The second concern aims to the multi-services feature –What about if a service provider attempts to steal sensitive data (keys and values) from other services in the same card through access to the data fields and methods of other services? –Solution by the Java Card object sharing mechanism: The minimum downloadable unit is a package or an applet (not a class, Java Card doesnt support dynamic class loading). Each package has its own context (you can think it as a memory domain) in the card. If codes in one context attempt to access data or codes in another context, the JVM will invoke a program called the Applet Firewall (AF), to see whether the callee is declared as sharable by that particular caller or all other callers. If it is, the JVM will do a context switch to the callees context and execute, then do another context switch back to the callers context with the result passed back. Otherwise a runtime exception will be propagated up.

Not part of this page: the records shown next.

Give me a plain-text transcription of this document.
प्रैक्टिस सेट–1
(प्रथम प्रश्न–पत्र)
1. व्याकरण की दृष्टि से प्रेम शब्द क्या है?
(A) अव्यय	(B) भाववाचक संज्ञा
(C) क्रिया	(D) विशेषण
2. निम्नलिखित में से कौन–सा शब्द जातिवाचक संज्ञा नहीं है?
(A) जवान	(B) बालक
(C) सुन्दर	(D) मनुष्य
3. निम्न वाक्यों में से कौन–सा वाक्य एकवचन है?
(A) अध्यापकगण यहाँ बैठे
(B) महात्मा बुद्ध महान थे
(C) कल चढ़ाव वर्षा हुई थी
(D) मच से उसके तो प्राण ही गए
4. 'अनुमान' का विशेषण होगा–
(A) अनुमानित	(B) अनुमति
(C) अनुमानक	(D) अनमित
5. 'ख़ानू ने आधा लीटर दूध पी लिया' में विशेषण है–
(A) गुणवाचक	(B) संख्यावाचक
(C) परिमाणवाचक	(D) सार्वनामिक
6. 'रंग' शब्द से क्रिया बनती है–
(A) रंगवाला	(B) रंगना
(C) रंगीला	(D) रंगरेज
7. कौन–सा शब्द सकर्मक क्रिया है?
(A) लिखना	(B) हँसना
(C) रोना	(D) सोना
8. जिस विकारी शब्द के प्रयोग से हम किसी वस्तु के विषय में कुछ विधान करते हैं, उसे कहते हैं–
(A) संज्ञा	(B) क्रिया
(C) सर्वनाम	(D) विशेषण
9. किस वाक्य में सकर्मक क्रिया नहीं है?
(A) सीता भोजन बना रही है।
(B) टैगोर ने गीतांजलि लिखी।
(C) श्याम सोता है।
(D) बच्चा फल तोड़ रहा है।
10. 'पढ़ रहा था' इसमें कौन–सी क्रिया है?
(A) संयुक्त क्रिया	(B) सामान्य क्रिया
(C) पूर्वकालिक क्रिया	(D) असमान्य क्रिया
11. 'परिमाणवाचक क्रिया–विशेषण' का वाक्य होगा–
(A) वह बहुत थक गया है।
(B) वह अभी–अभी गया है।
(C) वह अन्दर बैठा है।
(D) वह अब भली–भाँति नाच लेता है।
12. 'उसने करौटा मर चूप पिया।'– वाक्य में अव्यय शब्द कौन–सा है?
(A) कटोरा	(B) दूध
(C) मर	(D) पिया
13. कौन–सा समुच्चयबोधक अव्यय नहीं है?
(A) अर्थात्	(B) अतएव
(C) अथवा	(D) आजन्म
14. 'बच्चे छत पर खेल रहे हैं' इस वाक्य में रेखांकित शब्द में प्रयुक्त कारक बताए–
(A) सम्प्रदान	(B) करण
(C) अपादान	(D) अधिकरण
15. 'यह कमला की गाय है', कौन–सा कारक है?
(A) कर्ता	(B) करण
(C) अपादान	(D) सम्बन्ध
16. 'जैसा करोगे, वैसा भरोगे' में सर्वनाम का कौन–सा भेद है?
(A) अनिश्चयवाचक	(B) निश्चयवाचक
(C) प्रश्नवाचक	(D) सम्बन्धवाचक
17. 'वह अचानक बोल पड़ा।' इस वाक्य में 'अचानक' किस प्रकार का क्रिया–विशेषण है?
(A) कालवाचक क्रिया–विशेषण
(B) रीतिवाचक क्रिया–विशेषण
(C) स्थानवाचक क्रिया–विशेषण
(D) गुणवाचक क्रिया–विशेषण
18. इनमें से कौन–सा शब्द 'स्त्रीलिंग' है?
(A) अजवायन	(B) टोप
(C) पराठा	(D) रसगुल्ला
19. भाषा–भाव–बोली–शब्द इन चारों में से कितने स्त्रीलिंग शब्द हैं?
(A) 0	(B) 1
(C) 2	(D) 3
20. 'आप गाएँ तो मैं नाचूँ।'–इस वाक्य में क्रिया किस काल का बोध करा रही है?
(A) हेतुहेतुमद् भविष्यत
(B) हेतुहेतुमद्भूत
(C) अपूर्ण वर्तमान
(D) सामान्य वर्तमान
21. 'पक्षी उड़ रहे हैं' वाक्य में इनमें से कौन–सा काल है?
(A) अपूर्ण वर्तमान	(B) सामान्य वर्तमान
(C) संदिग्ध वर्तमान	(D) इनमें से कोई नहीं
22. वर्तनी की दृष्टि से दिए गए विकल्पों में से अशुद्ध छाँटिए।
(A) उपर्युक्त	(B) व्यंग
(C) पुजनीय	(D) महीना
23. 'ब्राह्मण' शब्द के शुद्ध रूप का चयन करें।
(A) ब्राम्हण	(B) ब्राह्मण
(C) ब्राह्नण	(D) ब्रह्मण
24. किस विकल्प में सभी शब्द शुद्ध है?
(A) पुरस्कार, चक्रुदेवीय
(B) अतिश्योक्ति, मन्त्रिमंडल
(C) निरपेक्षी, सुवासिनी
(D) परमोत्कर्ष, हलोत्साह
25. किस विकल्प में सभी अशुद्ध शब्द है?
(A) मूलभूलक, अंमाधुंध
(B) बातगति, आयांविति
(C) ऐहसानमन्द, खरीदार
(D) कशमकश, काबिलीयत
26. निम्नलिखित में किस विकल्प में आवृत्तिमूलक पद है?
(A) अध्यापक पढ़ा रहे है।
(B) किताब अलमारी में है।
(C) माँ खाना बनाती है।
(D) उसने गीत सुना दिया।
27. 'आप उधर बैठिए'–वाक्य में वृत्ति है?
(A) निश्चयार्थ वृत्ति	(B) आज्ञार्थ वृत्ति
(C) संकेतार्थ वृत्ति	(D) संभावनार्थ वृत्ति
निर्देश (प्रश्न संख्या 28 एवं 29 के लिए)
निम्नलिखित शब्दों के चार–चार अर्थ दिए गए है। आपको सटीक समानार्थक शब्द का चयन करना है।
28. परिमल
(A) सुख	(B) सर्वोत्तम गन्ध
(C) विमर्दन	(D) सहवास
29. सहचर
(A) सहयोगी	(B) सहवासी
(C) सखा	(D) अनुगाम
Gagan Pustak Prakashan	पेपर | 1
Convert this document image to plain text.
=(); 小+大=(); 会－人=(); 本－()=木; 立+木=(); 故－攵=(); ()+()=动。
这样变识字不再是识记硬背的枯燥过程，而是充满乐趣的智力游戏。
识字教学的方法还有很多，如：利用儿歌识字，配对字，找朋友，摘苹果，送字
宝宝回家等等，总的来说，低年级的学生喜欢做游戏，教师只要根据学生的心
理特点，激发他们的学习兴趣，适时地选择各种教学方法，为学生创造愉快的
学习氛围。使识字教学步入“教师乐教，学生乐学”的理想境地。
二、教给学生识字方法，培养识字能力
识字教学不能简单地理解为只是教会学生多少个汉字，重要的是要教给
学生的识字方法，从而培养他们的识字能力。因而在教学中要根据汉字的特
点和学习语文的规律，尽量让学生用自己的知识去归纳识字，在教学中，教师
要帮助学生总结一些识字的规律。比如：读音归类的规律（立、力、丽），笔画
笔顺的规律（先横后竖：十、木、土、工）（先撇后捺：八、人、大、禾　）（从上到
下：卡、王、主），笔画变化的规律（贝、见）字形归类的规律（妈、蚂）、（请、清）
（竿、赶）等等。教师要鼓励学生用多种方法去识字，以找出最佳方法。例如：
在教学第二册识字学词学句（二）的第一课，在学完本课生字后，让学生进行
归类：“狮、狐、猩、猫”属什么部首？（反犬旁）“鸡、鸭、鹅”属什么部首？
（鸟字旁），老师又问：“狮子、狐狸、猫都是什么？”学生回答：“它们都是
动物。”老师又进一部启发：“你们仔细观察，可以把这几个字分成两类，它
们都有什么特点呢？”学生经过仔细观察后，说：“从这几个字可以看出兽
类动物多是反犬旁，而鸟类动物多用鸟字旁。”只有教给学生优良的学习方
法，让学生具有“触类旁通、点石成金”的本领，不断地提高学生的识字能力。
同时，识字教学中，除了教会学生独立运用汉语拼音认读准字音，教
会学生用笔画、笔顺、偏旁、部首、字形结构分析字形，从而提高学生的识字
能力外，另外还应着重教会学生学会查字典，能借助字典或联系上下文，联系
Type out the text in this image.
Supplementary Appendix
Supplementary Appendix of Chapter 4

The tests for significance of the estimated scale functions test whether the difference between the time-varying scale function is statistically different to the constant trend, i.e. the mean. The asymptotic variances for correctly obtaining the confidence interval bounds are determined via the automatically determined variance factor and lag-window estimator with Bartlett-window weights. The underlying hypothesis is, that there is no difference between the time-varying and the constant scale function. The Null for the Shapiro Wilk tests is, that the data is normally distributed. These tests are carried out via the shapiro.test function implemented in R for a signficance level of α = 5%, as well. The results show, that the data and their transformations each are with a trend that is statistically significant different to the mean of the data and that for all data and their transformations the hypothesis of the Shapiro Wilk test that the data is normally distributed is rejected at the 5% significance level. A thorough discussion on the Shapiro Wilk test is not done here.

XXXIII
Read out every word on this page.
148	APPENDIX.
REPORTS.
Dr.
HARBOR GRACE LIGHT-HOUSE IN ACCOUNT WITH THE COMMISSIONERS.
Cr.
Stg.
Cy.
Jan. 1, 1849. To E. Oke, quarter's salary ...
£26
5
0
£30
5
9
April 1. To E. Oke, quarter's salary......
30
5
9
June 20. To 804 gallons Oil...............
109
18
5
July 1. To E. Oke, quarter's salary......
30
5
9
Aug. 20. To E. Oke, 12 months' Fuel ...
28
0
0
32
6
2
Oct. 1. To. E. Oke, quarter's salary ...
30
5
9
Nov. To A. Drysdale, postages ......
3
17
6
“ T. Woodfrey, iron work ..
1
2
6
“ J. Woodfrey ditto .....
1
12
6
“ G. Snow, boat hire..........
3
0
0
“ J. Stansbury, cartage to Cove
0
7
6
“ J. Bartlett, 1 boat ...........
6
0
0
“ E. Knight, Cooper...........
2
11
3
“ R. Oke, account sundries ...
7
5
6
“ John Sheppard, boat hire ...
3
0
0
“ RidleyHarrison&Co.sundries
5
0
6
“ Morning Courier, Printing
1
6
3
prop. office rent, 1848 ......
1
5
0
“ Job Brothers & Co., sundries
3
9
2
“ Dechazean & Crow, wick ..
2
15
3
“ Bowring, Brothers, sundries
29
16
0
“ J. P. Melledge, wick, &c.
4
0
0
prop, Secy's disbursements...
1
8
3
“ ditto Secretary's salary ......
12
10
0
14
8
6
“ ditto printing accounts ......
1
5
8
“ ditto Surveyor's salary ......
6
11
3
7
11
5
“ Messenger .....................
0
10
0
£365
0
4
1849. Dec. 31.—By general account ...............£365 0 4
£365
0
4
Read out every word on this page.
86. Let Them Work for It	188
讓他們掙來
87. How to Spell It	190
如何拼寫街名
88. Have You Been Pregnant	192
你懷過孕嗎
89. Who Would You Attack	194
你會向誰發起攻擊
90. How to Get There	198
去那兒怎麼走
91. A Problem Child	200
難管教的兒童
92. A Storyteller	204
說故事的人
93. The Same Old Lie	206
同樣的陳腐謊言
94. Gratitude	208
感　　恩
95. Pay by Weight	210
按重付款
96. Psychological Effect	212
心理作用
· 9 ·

It seems all the back doors are tightly closed!!!! But is it really safe then????
An interesting point (an easy point from where you can start your attack) –My first feeling to this point is somewhat like: Everything is perfect, but……a little tail up there. –Java Card Framework (JCF) security mechanism doesnt deal with native method calls at all. That means you can embed native methods in your applets, then you can completely bypass the security guard provided by the JCRE and make direct calls to the OS libraries. That also means you can do whatever you want! –Why? I dont know. (My guess) The JCF wants to leave some flexibilities to the applet developers to use functions provided by the card OS libraries that are not covered by the JCF API. Another reason is possibly for gaining better code performance. –Then we have another problem.
Question: What is/are needed to avoid erroneous/malicious misuse of native methods?
My answer: A more sophisticated Open Card Download Framework. The OCDF should define a set of rules for restriction use of native methods. The checker (a publicly trustworthy authority) should have good knowledge of all card platforms in the market, in order to check out all potentially dangerous OS library calls, and then decline to sign the code. In a multi-card-issuers and multi-service-providers environment, things will get much more complicated. A higher level of back-end card management facility is needed.
Conclusion: While Java cards provide useful and convenient features to service-oriented application developers and end users, however, it is these features that introduce new security issues. Although the Java Card Frame work has provided means to cope with these problems, but the incorporation with some effective off-card, back-office check is a must- need to ensure full-scale security, and also, this back-end part is the hard part in the security system of the Java Card world.